女房 貴女の薄紅《うすべに》なは桃の露、あちらは菊花の雫《しずく》です。お国では御存じありませんか。海には最上の飲料《のみしろ》です。お気が清《すず》しくなります、召あがれ。
美女 あの、桃の露、(見物席の方へ、半ば片袖を蔽《おお》うて、うつむき飲む)は。(と小《ちいさ》き呼吸《いき》す)何という涼しい、爽《さわ》やいだ――蘇生《よみがえ》ったような気がします。

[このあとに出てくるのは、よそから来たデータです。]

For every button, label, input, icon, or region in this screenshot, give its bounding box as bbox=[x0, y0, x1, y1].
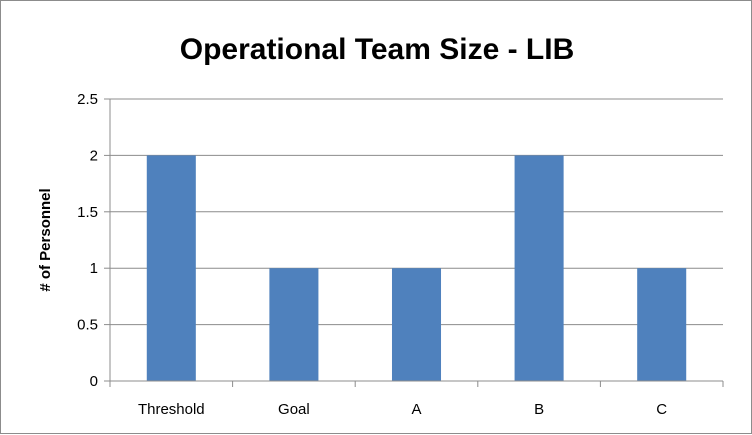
axes bbox=[104, 98, 724, 387]
bar-goal bbox=[269, 268, 319, 381]
y-tick-label: 2 bbox=[90, 147, 98, 164]
x-tick-label: B bbox=[534, 401, 544, 418]
y-tick-label: 1 bbox=[90, 260, 98, 277]
x-tick-label: Threshold bbox=[138, 401, 205, 418]
y-tick-label: 1.5 bbox=[77, 204, 98, 221]
bars bbox=[146, 155, 687, 381]
bar-threshold bbox=[146, 155, 196, 381]
bar-a bbox=[391, 268, 442, 381]
bar-c bbox=[637, 268, 687, 381]
y-axis-label: # of Personnel bbox=[37, 188, 54, 291]
chart-title: Operational Team Size - LIB bbox=[180, 33, 575, 66]
y-tick-label: 2.5 bbox=[77, 91, 98, 108]
x-tick-label: Goal bbox=[278, 401, 310, 418]
tick-labels: 0 0.5 1 1.5 2 2.5 Threshold Goal A B C bbox=[77, 91, 667, 418]
x-tick-label: C bbox=[656, 401, 667, 418]
x-tick-label: A bbox=[411, 401, 421, 418]
bar-b bbox=[514, 155, 564, 381]
gridlines bbox=[110, 98, 723, 326]
y-tick-label: 0 bbox=[90, 373, 98, 390]
y-tick-label: 0.5 bbox=[77, 317, 98, 334]
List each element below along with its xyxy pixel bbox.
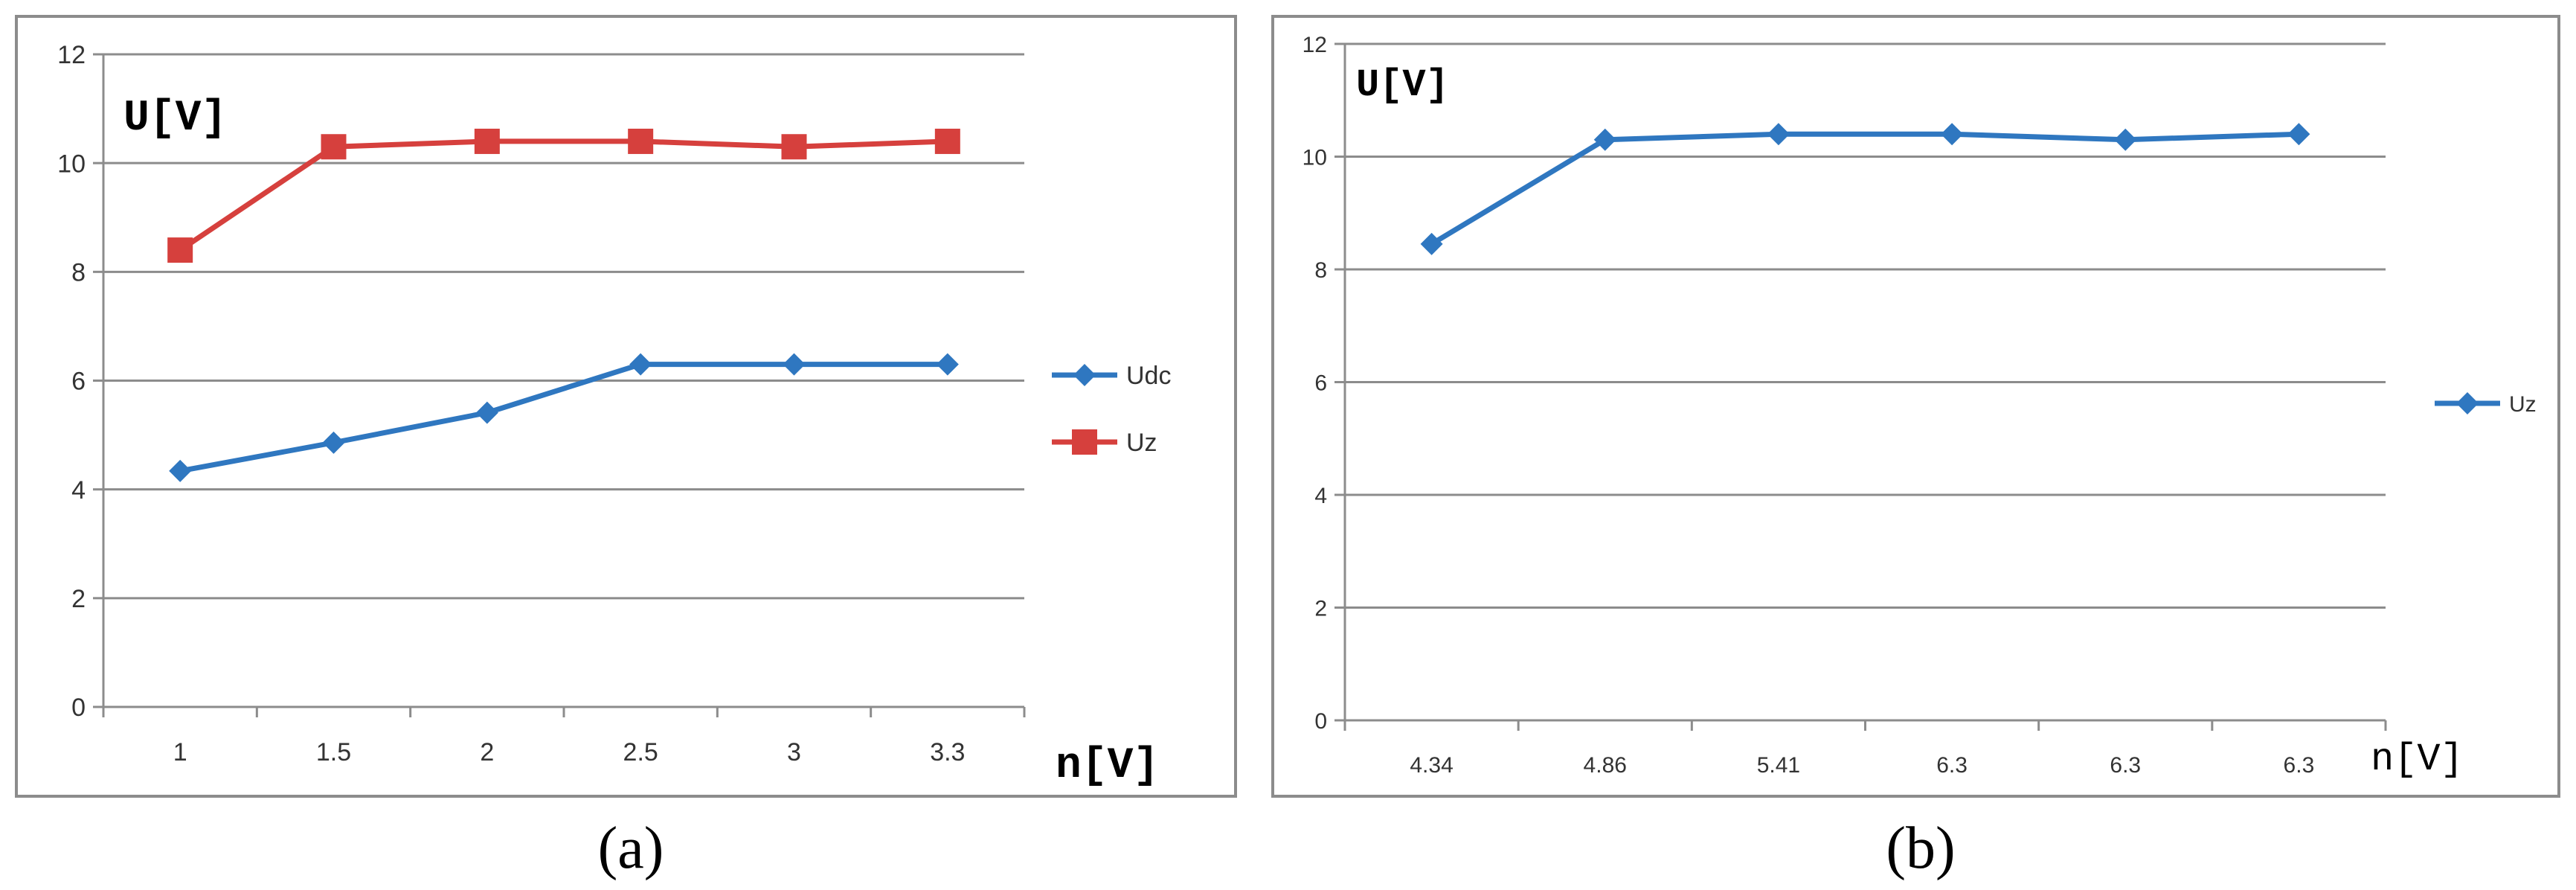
chart-a-xtick-label: 2.5 (623, 738, 658, 766)
chart-a-data-point-Uz (321, 134, 347, 160)
chart-b-data-point-Uz (2114, 128, 2137, 151)
chart-panel-a: 0 2 4 6 8 10 12 1 1.5 2 2.5 3 3.3 U[V] n[V] Udc Uz (15, 15, 1237, 798)
chart-a-legend-marker (1073, 364, 1096, 386)
chart-b-xtick-label: 6.3 (1936, 753, 1968, 778)
chart-a-data-point-Uz (474, 128, 500, 154)
chart-panel-b: 0 2 4 6 8 10 12 4.34 4.86 5.41 6.3 6.3 6.3 U[V] n[V] Uz (1271, 15, 2560, 798)
chart-a-xtick-label: 2 (480, 738, 494, 766)
chart-b-data-point-Uz (1767, 123, 1790, 146)
chart-b-ytick-label: 0 (1314, 709, 1327, 734)
chart-a-xtick-label: 1 (173, 738, 187, 766)
chart-a-data-point-Uz (628, 128, 654, 154)
chart-a-ytick-label: 10 (57, 150, 86, 178)
chart-b-ytick-label: 2 (1314, 596, 1327, 621)
chart-a-data-point-Udc (629, 353, 652, 376)
chart-b-data-point-Uz (1593, 128, 1616, 151)
caption-a: (a) (597, 816, 664, 881)
chart-a-data-point-Udc (169, 459, 192, 482)
chart-b-ytick-label: 8 (1314, 258, 1327, 283)
chart-a-data-point-Udc (322, 431, 345, 454)
chart-a-data-point-Udc (475, 401, 498, 424)
chart-b-svg: 0 2 4 6 8 10 12 4.34 4.86 5.41 6.3 6.3 6.3 U[V] n[V] Uz (1303, 33, 2537, 781)
chart-a-data-point-Udc (783, 353, 806, 376)
chart-a-data-point-Uz (934, 128, 960, 154)
chart-b-xtick-label: 5.41 (1757, 753, 1800, 778)
chart-a-xtick-label: 1.5 (316, 738, 351, 766)
chart-b-xtick-label: 4.34 (1410, 753, 1453, 778)
chart-a-x-axis-title: n[V] (1056, 742, 1159, 790)
chart-a-legend-marker (1072, 429, 1097, 455)
chart-a-y-axis-title: U[V] (123, 95, 227, 143)
chart-b-xtick-label: 4.86 (1584, 753, 1627, 778)
chart-b-ytick-label: 10 (1303, 145, 1327, 170)
chart-b-legend-marker (2456, 392, 2479, 414)
chart-b-ytick-label: 6 (1314, 371, 1327, 395)
chart-b-data-point-Uz (2287, 123, 2310, 146)
chart-b-data-point-Uz (1941, 123, 1964, 146)
chart-a-ytick-label: 12 (57, 41, 86, 69)
chart-b-ytick-label: 12 (1303, 33, 1327, 57)
chart-b-series-line-Uz (1430, 131, 2299, 246)
chart-a-series-line-Uz (179, 138, 948, 253)
chart-b-x-axis-title: n[V] (2371, 737, 2464, 781)
chart-a-data-point-Uz (167, 237, 193, 263)
caption-b: (b) (1886, 816, 1956, 881)
chart-a-xtick-label: 3 (787, 738, 801, 766)
chart-a-ytick-label: 0 (71, 694, 86, 722)
chart-b-xtick-label: 6.3 (2284, 753, 2315, 778)
chart-a-ytick-label: 8 (71, 259, 86, 287)
chart-a-legend-label: Udc (1126, 362, 1171, 390)
chart-b-ytick-label: 4 (1314, 484, 1327, 508)
chart-a-ytick-label: 6 (71, 368, 86, 396)
chart-b-legend-label: Uz (2509, 392, 2537, 417)
chart-b-data-point-Uz (1420, 232, 1443, 255)
chart-b-xtick-label: 6.3 (2110, 753, 2141, 778)
chart-b-y-axis-title: U[V] (1356, 63, 1449, 107)
chart-a-ytick-label: 4 (71, 476, 86, 505)
chart-a-data-point-Uz (781, 134, 807, 160)
chart-a-series-line-Udc (179, 362, 948, 474)
chart-a-ytick-label: 2 (71, 585, 86, 613)
chart-a-legend-label: Uz (1126, 429, 1157, 457)
chart-a-svg: 0 2 4 6 8 10 12 1 1.5 2 2.5 3 3.3 U[V] n[V] Udc Uz (57, 41, 1171, 790)
chart-a-xtick-label: 3.3 (930, 738, 965, 766)
chart-a-data-point-Udc (936, 353, 959, 376)
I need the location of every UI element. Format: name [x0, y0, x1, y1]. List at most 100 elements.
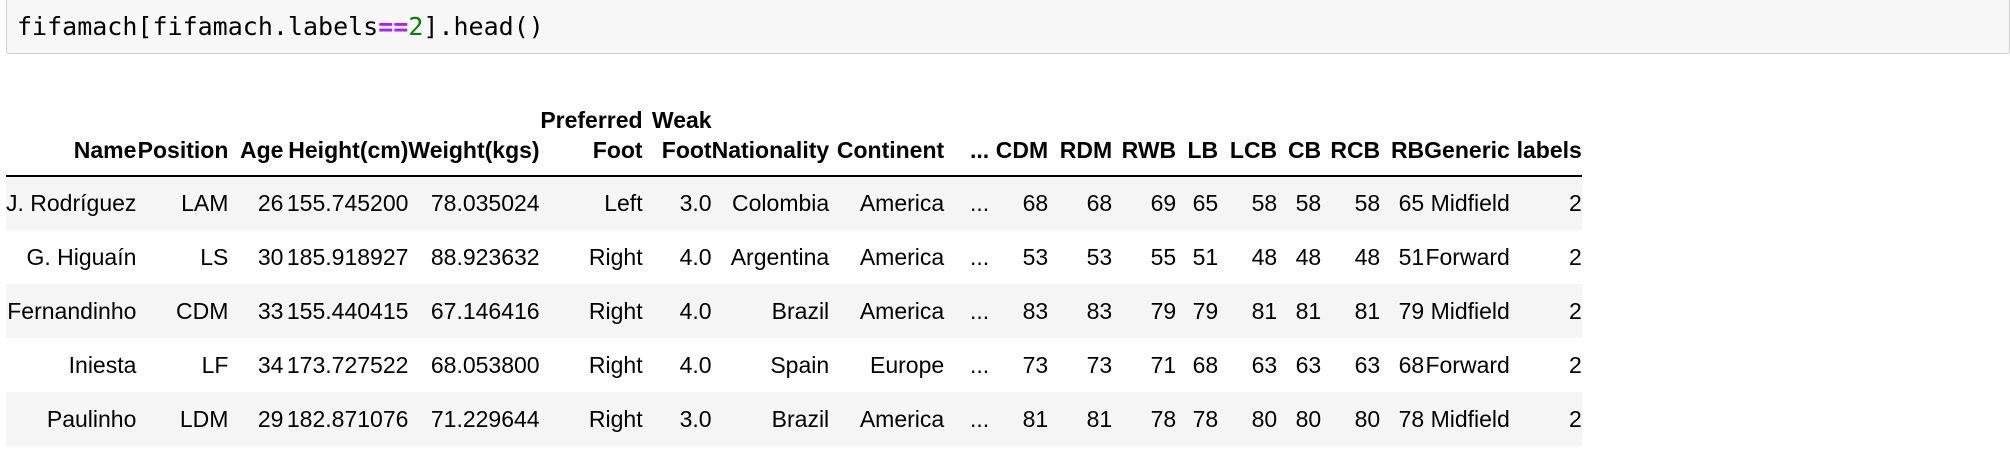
table-cell: 71.229644 [430, 405, 540, 432]
table-cell: 79 [1150, 297, 1177, 324]
table-cell: America [859, 297, 945, 324]
code-input[interactable]: fifamach[fifamach.labels==2].head() [17, 12, 544, 42]
table-cell: Brazil [771, 405, 830, 432]
table-cell: 58 [1354, 190, 1381, 216]
table-cell: 73 [1086, 351, 1113, 378]
table-cell: Argentina [730, 243, 830, 270]
table-cell: 68 [1398, 351, 1425, 378]
table-row: Fernandinho CDM 33 155.440415 67.146416 Right… [6, 284, 1582, 338]
table-cell: ... [970, 351, 990, 378]
table-cell: LAM [181, 190, 229, 216]
dataframe-output: Name Position Age Height(cm) Weight(kgs) Pref… [6, 104, 1582, 446]
table-cell: Midfield [1430, 190, 1510, 216]
table-cell: 2 [1569, 190, 1582, 216]
column-header: Weak Foot [651, 107, 712, 163]
table-cell: ... [970, 297, 990, 324]
table-cell: 53 [1022, 243, 1049, 270]
table-cell: CDM [176, 297, 229, 324]
table-cell: 80 [1251, 405, 1278, 432]
table-cell: 65 [1398, 190, 1425, 216]
table-cell: 33 [257, 297, 284, 324]
column-header: RCB [1330, 137, 1381, 163]
table-row: Paulinho LDM 29 182.871076 71.229644 Right 3.0… [6, 392, 1582, 446]
table-cell: 185.918927 [286, 243, 409, 270]
table-cell: 4.0 [679, 297, 712, 324]
table-cell: 78 [1398, 405, 1425, 432]
table-cell: 80 [1295, 405, 1322, 432]
table-cell: 71 [1150, 351, 1177, 378]
table-cell: 79 [1192, 297, 1219, 324]
table-cell: 81 [1086, 405, 1113, 432]
table-cell: 3.0 [679, 405, 712, 432]
code-number: 2 [408, 12, 424, 41]
column-header: Height(cm) [288, 137, 409, 163]
table-cell: 2 [1569, 351, 1582, 378]
code-cell[interactable]: fifamach[fifamach.labels==2].head() [6, 0, 2010, 54]
table-cell: 34 [257, 351, 284, 378]
table-cell: 78.035024 [430, 190, 540, 216]
table-body: J. Rodríguez LAM 26 155.745200 78.035024 Left… [6, 176, 1582, 446]
column-header: Generic [1424, 137, 1510, 163]
column-header: RWB [1121, 137, 1177, 163]
table-header-row: Name Position Age Height(cm) Weight(kgs) Pref… [6, 104, 1582, 176]
table-cell: ... [970, 405, 990, 432]
table-cell: 53 [1086, 243, 1113, 270]
table-cell: 88.923632 [430, 243, 540, 270]
table-cell: America [859, 405, 945, 432]
column-header: Nationality [711, 137, 830, 163]
column-header: Name [73, 137, 137, 163]
table-cell: 29 [257, 405, 284, 432]
column-header: Position [137, 137, 229, 163]
table-cell: 68 [1022, 190, 1049, 216]
table-cell: 68 [1086, 190, 1113, 216]
table-cell: 4.0 [679, 351, 712, 378]
table-cell: Paulinho [46, 405, 137, 432]
table-cell: 55 [1150, 243, 1177, 270]
table-cell: Brazil [771, 297, 830, 324]
table-cell: 78 [1150, 405, 1177, 432]
table-cell: 81 [1022, 405, 1049, 432]
table-cell: 48 [1295, 243, 1322, 270]
table-cell: Right [588, 405, 643, 432]
table-cell: ... [970, 190, 990, 216]
table-cell: 78 [1192, 405, 1219, 432]
column-header: CB [1287, 137, 1322, 163]
table-cell: 81 [1251, 297, 1278, 324]
code-prefix: fifamach[fifamach.labels [17, 12, 379, 41]
table-cell: Left [604, 190, 643, 216]
column-header: Continent [836, 137, 945, 163]
table-cell: 2 [1569, 243, 1582, 270]
table-cell: 81 [1295, 297, 1322, 324]
table-cell: 68.053800 [430, 351, 540, 378]
table-cell: 83 [1022, 297, 1049, 324]
table-cell: 26 [257, 190, 284, 216]
table-cell: Midfield [1430, 297, 1510, 324]
column-header: RDM [1059, 137, 1113, 163]
code-suffix: ].head() [423, 12, 544, 41]
table-cell: Colombia [732, 190, 830, 216]
table-cell: LS [200, 243, 229, 270]
table-cell: 4.0 [679, 243, 712, 270]
table-cell: 83 [1086, 297, 1113, 324]
table-cell: 182.871076 [286, 405, 409, 432]
table-cell: 65 [1192, 190, 1219, 216]
table-cell: LF [201, 351, 229, 378]
column-header: Weight(kgs) [408, 137, 540, 163]
table-cell: 51 [1398, 243, 1425, 270]
table-cell: 81 [1354, 297, 1381, 324]
table-cell: Right [588, 351, 643, 378]
table-cell: 73 [1022, 351, 1049, 378]
table-cell: J. Rodríguez [6, 190, 137, 216]
table-cell: 79 [1398, 297, 1425, 324]
column-header: LB [1187, 137, 1219, 163]
table-cell: 58 [1295, 190, 1322, 216]
table-cell: 48 [1251, 243, 1278, 270]
table-cell: 63 [1354, 351, 1381, 378]
table-cell: 30 [257, 243, 284, 270]
table-cell: 58 [1251, 190, 1278, 216]
table-cell: America [859, 190, 945, 216]
table-cell: 63 [1295, 351, 1322, 378]
table-cell: 3.0 [679, 190, 712, 216]
table-cell: Right [588, 297, 643, 324]
column-header: LCB [1229, 137, 1278, 163]
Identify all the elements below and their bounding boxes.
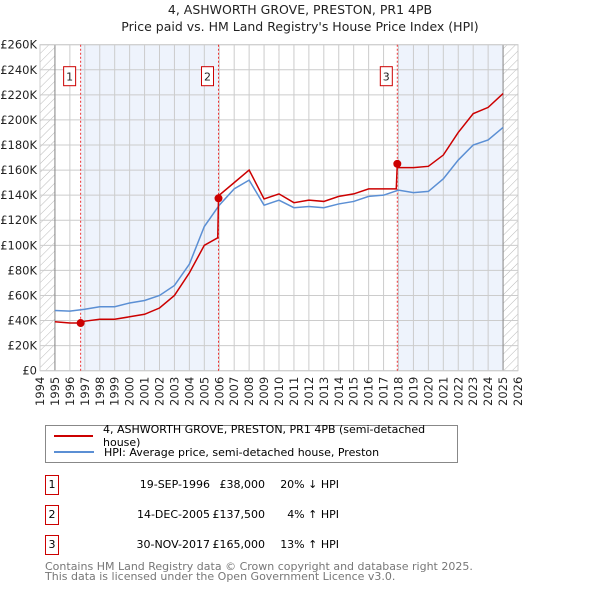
- y-tick-label: £180K: [0, 138, 37, 152]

公子 蘇生ったのではないでしょう。更に新しい生命《いのち》を得たんだ。
美女 嬉しい、嬉しい、嬉しい、貴方。私がこうして活《い》きていますのを、見せてやりとう存じます。
公子 別に見せる要はありますまい。
美女 でも、人は私が死んだと思っております。
公子 勝手に思わせておいて可《い》いではないか。
美女 ですけれども、ですけれども。
公子 その情愛、とかで、貴女の親に見せたいのか。
美女 ええ、父をはじめ、浦のもの、それから皆《みんな》に知らせなければ残念です。
公子 (卓子《テエブル》に胸を凭出《よせいだ》す)帰りたいか、故郷へ。
美女 いいえ、この宮殿、この宝玉、この指環、この酒、この栄華、私は故郷へなぞ帰りたくはないのです。
公子 では、何が知らせたいのです。
美女 だって、貴方、人に知られないで活きているのは、活きているのじゃないんですもの。
公子 (色はじめて鬱《うつ》す)むむ。